"Talk Less; Smile More"
The musical Hamilton offers this advice from Aaron Burr to Alexander Hamilton.
The full lines are:
“While we’re talking; Let me offer you some free advice; Talk Less; Smile More; Don’t let them know what you’re against or what you’re for”
This line and this advice has been running through my head frequently as I think about our current board, my criticisms, and how we move forward. At some point change will occur — that is just a fact of life. If the United4Lakewood Newcomers win the election, there will be change in the board — but not the whole board. There will be three sitting board members who have borne some of my (and the residents’) ire over the past months and even going into this election, I’m thinking about what will happen after April 6th.
My single biggest criticism of the Trustees is the refusal to discuss any thing in a public meeting. They don’t challenge or question the whims of our current President or Administration. While I see this as a failure to do their jobs, I do wonder if they do this under some of the misgiven advice that dates back much further than the American Revolution. This idea that to succeed in politics, or maybe life, it is better to look like wallpaper and fade away than to take a stand and risk being wrong.
We have been told they discuss things, just not in public. While I believe strongly this is at the very least a violation of the spirit of the Open Meetings Act, it also deprives the voting public from seeing who these people really are. We can’t judge if they make thoughtful decisions because we can’t watch their deliberations. We can’t know they are worthy of our vote, because they never speak out publicly and ask a single question.
Later in the same song, Aaron Burr states, “Fools who run their mouths off wind up dead.” While this is excellent foreshadowing in a musical, the dead doesn’t have to be literal, it could also mean fade into obscurity. Hamilton responds with the famous axiom of “If you stand for nothing, Burr, what will you fall for?” And I often wonder, what have our Trustees fallen for?
When we look at the three who will certainly still be on the board after April 6th, we have to consider how the board moves forward. Normally, this would be where I’d call out praise for things or stands that each of the remaining board members have done and explain that while I disagree with their current position; I respect them and look forward to working together to mend bridges and seek a positive path forward. But, due to their complete unwillingness to discuss anything in the public or ever be seen to possibly dissent from Phil’s agenda — I have nothing to work with.

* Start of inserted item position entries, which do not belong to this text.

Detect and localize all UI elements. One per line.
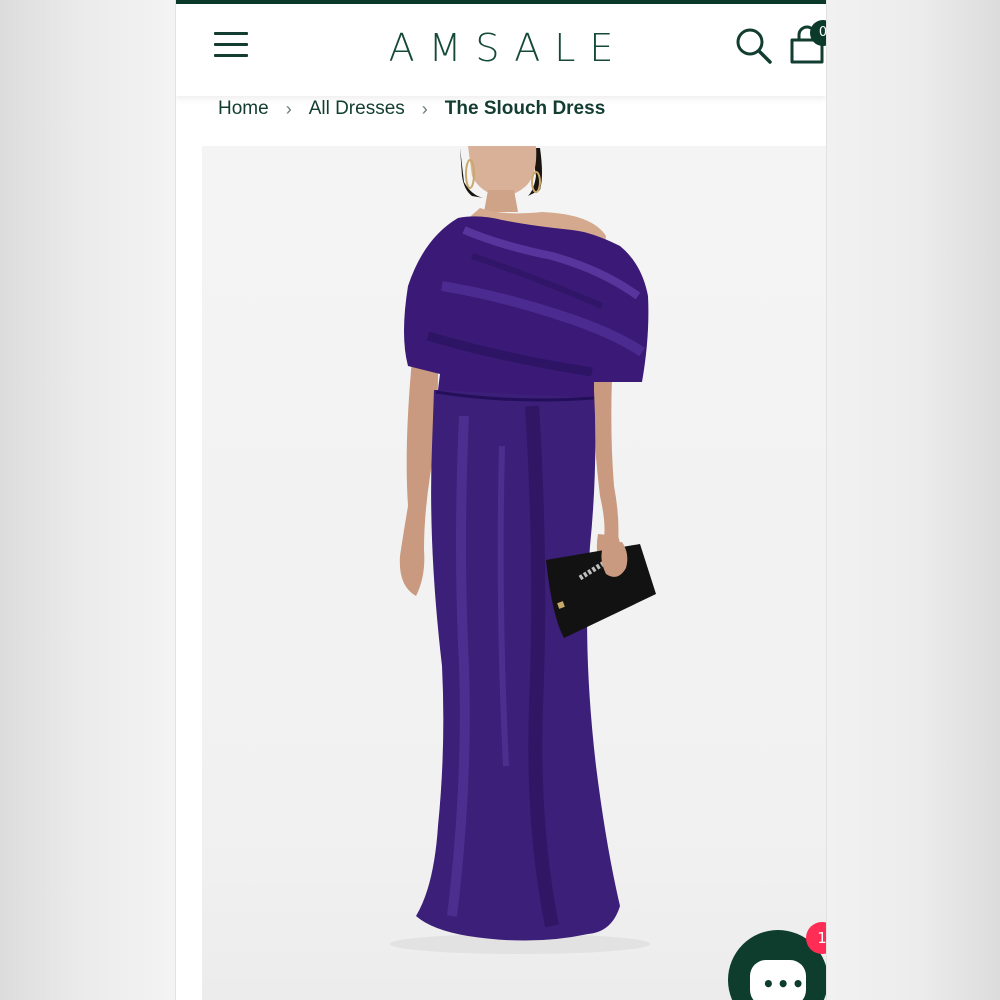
breadcrumb-current-page: The Slouch Dress [444, 98, 606, 119]
chevron-right-icon: › [285, 98, 292, 119]
brand-logo[interactable]: AMSALE [176, 26, 826, 70]
site-header: AMSALE 0 [176, 4, 826, 96]
model-illustration [390, 146, 656, 954]
chevron-right-icon: › [421, 98, 428, 119]
search-icon [736, 28, 772, 64]
mobile-screen: AMSALE 0 Home › All Dresses › The Slouch… [176, 0, 826, 1000]
chat-dots: ••• [762, 972, 807, 996]
breadcrumb: Home › All Dresses › The Slouch Dress [218, 96, 605, 122]
search-button[interactable] [734, 26, 774, 66]
chat-bubble-icon: ••• [750, 960, 806, 1000]
breadcrumb-home[interactable]: Home [218, 98, 269, 120]
breadcrumb-all-dresses[interactable]: All Dresses [309, 98, 405, 120]
product-image[interactable] [202, 146, 826, 1000]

While it may seem like it doesn't matter, if all of the United4Lakewood newcomers are elected, are we incented in anyway to work with the remaining Trustees. Would the four of us be much like the current board, effectively shutting out the lone voices of dissent in an effort to ram our agenda through? This is a valid question, but I know something that makes the United4Lakewood group unique -- we don't always agree.
Unlike the position of forced loyalty required of Phil’s crew, the United4Lakewood group talk and discuss and listen and respect each other. And we’d encourage that of those who remain on the board. I’d love to hear an actual opinion from Brian Augustine. I like to hear a deeper thought from Doug Ulrich than his breakfast preference. And if Ryan Berman could speak without condescending he might have a point worth listening to.
What’s even better is that the system of using Robert’s Rules allows us to have questions, conversations, and voice concerns or agreements without slowing down the process. Yes, we may have to consider that the meetings may go longer than 30 minutes; but we’d be able to be actually transparent to the residents about the workings of this village. If those conversations could be had with respect, then the board could compromise and come to agreements that actually move us toward building a real comprehensive, public plan to solve the biggest issues this village faces — the issues that can’t be solved within a single 4 year term of one elected official. Instead of re-writing the plan every four years, thus never seeing progress, we work together — board and residents — to build a long-term plan for solving things like the flooding in the Gates; the maintenance of the roads; dams; and lakes; and the long term financial health of the village.
When I think of what the board could look like after April 6th, I propose that we look to another political musical to give our future board advice — from 1776, Stephen Hopkins on bringing a discussion about Independence to the floor said, “Well, in all my years I ain’t never heard, seen nor smelled an issue that was so dangerous it couldn’t be talked about.”
Given that our founding fathers had no issue with discussing something that could get them hung for treason, I think our board should be fairly comfortable with talking to each other about how to build a plan to solve flooding or the purchase of a police car.